Kommissar Dittmer steigt in die unheimliche Tiefe

Dittmer stieg in die Tiefe.
Es roch nach Kloake. Der Schein der Taschenlampe zeigte nackte Betonwände und braune Rinnsale. Rohre verliefen in Höhe seines Kopfes an den Wänden entlang. Er musste sich bücken. Ratten huschten über seine Füße. Er zuckte erschrocken zusammen. Endlich gelangte er an den Hauptkanal der Stadt. Hier konnte er aufrecht stehen. Wie ein breiter Fluss offenbarte sich ihm die stinkende Brühe. Die Wände waren nicht mehr aus Beton, sondern aus Sandstein. Viele Vertiefungen fand er dort. Geeignete Verstecke.
Plötzlich sah er Wellen auf dem Wasser. Was war das? Dittmer erschrak. Er zog sein Handy aus der Tasche. Kein Empfang.
Aus den Wellen wurde plötzlich ein Rauschen, bis sich das Wasser zu einem schwarzen Turm erhob. Dittmer war fassungslos. Mit offenem Mund starrte er auf das unwirkliche Szenario. Vor ihm stand ein Mann in Taucherausrüstung. In schwarz glänzendem Neopren, mit Unterwasserbrille und Atemschutz sah er aus wie ein Außerirdischer.
Der vermeintlich Außerirdische zog seine Atemmaske ab und grinste hämisch. Dittmer erkannte in ihm Hans Korte. Was hatte das zu bedeuten?
"Du wirst hier nicht mehr rauskommen", hörte er den Mann in bedrohlichem Tonfall sagen. "Die verschwundenen Kanalarbeiter gibt es gar nicht. Aber anders bin ich nicht an dich und deinen Kollegen herangekommen."
Erst jetzt dämmerte es Dittmer, zu wem dieses Gesicht gehörte: Hans Korte war ein viel gesuchter Serienmörder.
Dittmer und Helmer hatten bereits eine Begegnung mit ihm gehabt. Er war ihnen bei einer Verkehrskontrolle wegen zu schnellen Fahrens aufgefallen. Hans Korte hatte sich unter einem anderen Namen ausgewiesen. Leider hatten ihn weder Dittmer noch Helmer zu dem Zeitpunkt in der Dunkelheit im Wagen erkannt.
"Ihr hättet mich in dieser Nacht einfach in Ruhe lassen sollen, egal, wie schnell ich gefahren bin." Ein schwarz glänzender Arm griff blitzschnell nach Dittmer. Dieser versuchte den Arm des Wassermannes abzuwehren, da riss ihm Hans Korte die Taschenlampe aus der Hand und schlug ihm damit auf den Kopf. Dittmers Kräfte schwanden.
Plötzlich spürte er, wie er in die stinkende, schmutzige Gülle hinabgezogen wurde. Seine Versuche, sich gegen die starken Arme des Wassermannes zu wehren, scheiterten daran, dass er keine Luft mehr bekam. Es dauerte nicht lange, schon legte sich friedliche Stille über ihn.

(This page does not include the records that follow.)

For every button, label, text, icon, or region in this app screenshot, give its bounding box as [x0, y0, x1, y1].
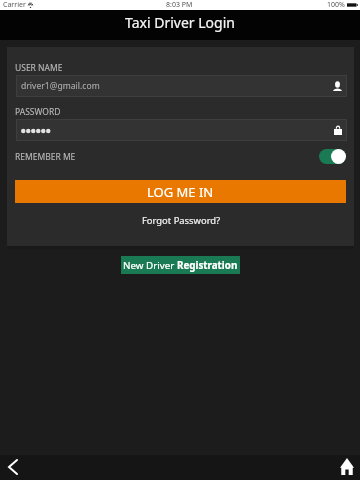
button[interactable]: Forgot Password? — [142, 214, 221, 227]
staticText: Taxi Driver Login — [125, 13, 235, 32]
staticText: driver1@gmail.com — [21, 80, 100, 92]
staticText: USER NAME — [15, 62, 63, 74]
button[interactable]: Home — [334, 455, 360, 480]
staticText: 100% — [327, 0, 345, 10]
staticText: Registration — [177, 259, 238, 272]
staticText: 8:03 PM — [166, 0, 193, 10]
staticText: Carrier — [3, 0, 26, 10]
staticText: New Driver — [123, 259, 177, 272]
staticText: LOG ME IN — [147, 183, 214, 201]
button[interactable]: LOG ME IN — [15, 180, 346, 203]
staticText: REMEMBER ME — [15, 151, 76, 163]
staticText: PASSWORD — [15, 106, 61, 118]
button[interactable]: Back — [0, 455, 26, 480]
button[interactable]: Remember me toggle — [319, 149, 346, 164]
button[interactable]: New Driver — [121, 256, 240, 274]
button[interactable] — [16, 119, 347, 141]
button[interactable]: driver1@gmail.com — [16, 75, 347, 97]
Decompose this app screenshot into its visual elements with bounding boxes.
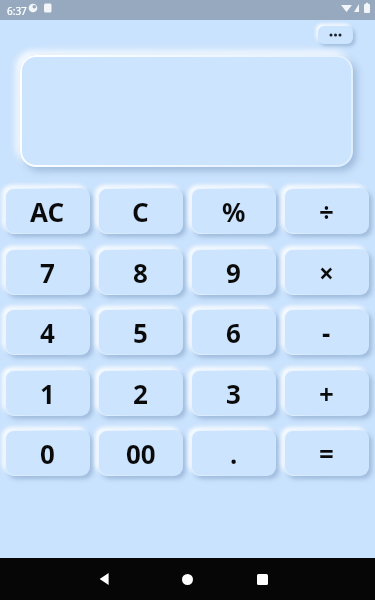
button[interactable]: = [284, 430, 369, 476]
button[interactable]: % [191, 188, 276, 234]
staticText: . [230, 436, 238, 471]
button[interactable]: 00 [98, 430, 183, 476]
staticText: 0 [40, 436, 55, 471]
staticText: 6 [226, 315, 241, 350]
button[interactable]: 8 [98, 249, 183, 295]
button[interactable]: 3 [191, 370, 276, 416]
button[interactable]: 5 [98, 309, 183, 355]
button[interactable]: 0 [5, 430, 90, 476]
staticText: 6:37 [7, 4, 27, 18]
staticText: 2 [133, 376, 148, 411]
button[interactable] [81, 558, 129, 600]
staticText: 8 [133, 255, 148, 290]
staticText: 7 [40, 255, 55, 290]
staticText: AC [30, 194, 65, 229]
button[interactable]: . [191, 430, 276, 476]
button[interactable]: 1 [5, 370, 90, 416]
button[interactable]: ÷ [284, 188, 369, 234]
staticText: 1 [40, 376, 55, 411]
staticText: 4 [40, 315, 55, 350]
staticText: 9 [226, 255, 241, 290]
button[interactable]: AC [5, 188, 90, 234]
button[interactable]: × [284, 249, 369, 295]
button[interactable]: 6 [191, 309, 276, 355]
staticText: + [319, 376, 334, 411]
staticText: 3 [226, 376, 241, 411]
button[interactable] [163, 558, 211, 600]
button[interactable]: 7 [5, 249, 90, 295]
staticText: = [319, 436, 334, 471]
button[interactable]: 4 [5, 309, 90, 355]
button[interactable]: 2 [98, 370, 183, 416]
staticText: - [322, 315, 331, 350]
staticText: % [222, 194, 246, 229]
staticText: ÷ [319, 194, 334, 229]
staticText: × [319, 255, 334, 290]
button[interactable] [318, 26, 353, 44]
button[interactable]: - [284, 309, 369, 355]
button[interactable] [238, 558, 286, 600]
button[interactable]: + [284, 370, 369, 416]
button[interactable]: C [98, 188, 183, 234]
staticText: C [132, 194, 149, 229]
staticText: 5 [133, 315, 148, 350]
staticText: 00 [126, 436, 156, 471]
button[interactable]: 9 [191, 249, 276, 295]
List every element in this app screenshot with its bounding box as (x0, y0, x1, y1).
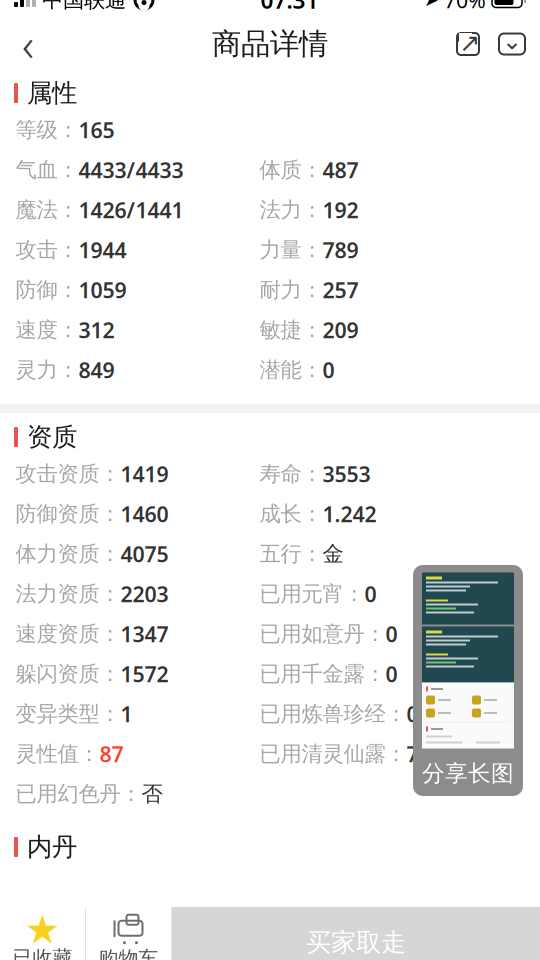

Kommissar Helmer steht vor einer wichtigen Entscheidung

Kommissar Helmer stand am Eingang zum Kanal und wartete. Die Zeit verging, aber nichts passierte. Hans Korte rief nicht an. Dittmer kehrte nicht zurück. Was hatte das zu bedeuten?
Er setzte sich eine Frist von einer Stunde.
Doch auch in dieser Zeit geschah absolut nichts. Also rief er Hans Korte, den Kanalarbeiter am anderen Ende des Kanals an. Auch der hatte nichts zu berichten.
Wieder studierte Helmer die Karte. Hier gab es nur diese eine Unterführung. Er saß am einen Ende, Hans Korte am anderen.
Was sollte er jetzt tun? Wirklich Verstärkung rufen?
Nein! Damit würde er sich und Dittmer nur lächerlich machen. Vermutlich war Dittmer auf die beiden anderen Kanalarbeiter gestoßen, die sich dort unten einen Spaß erlaubten und darauf warteten, dass ihnen jemand folgte.
Das konnten sie haben.
"Ich steige hinab und hole meinen Chef da raus", sagte er ins Handy.
"Okay! Ich warte auf Sie", antwortete Hans Korte.
Vorsichtig kletterte Helmer auf die eiserne Leiter und stieg Sprosse für Sprosse in die Tiefe.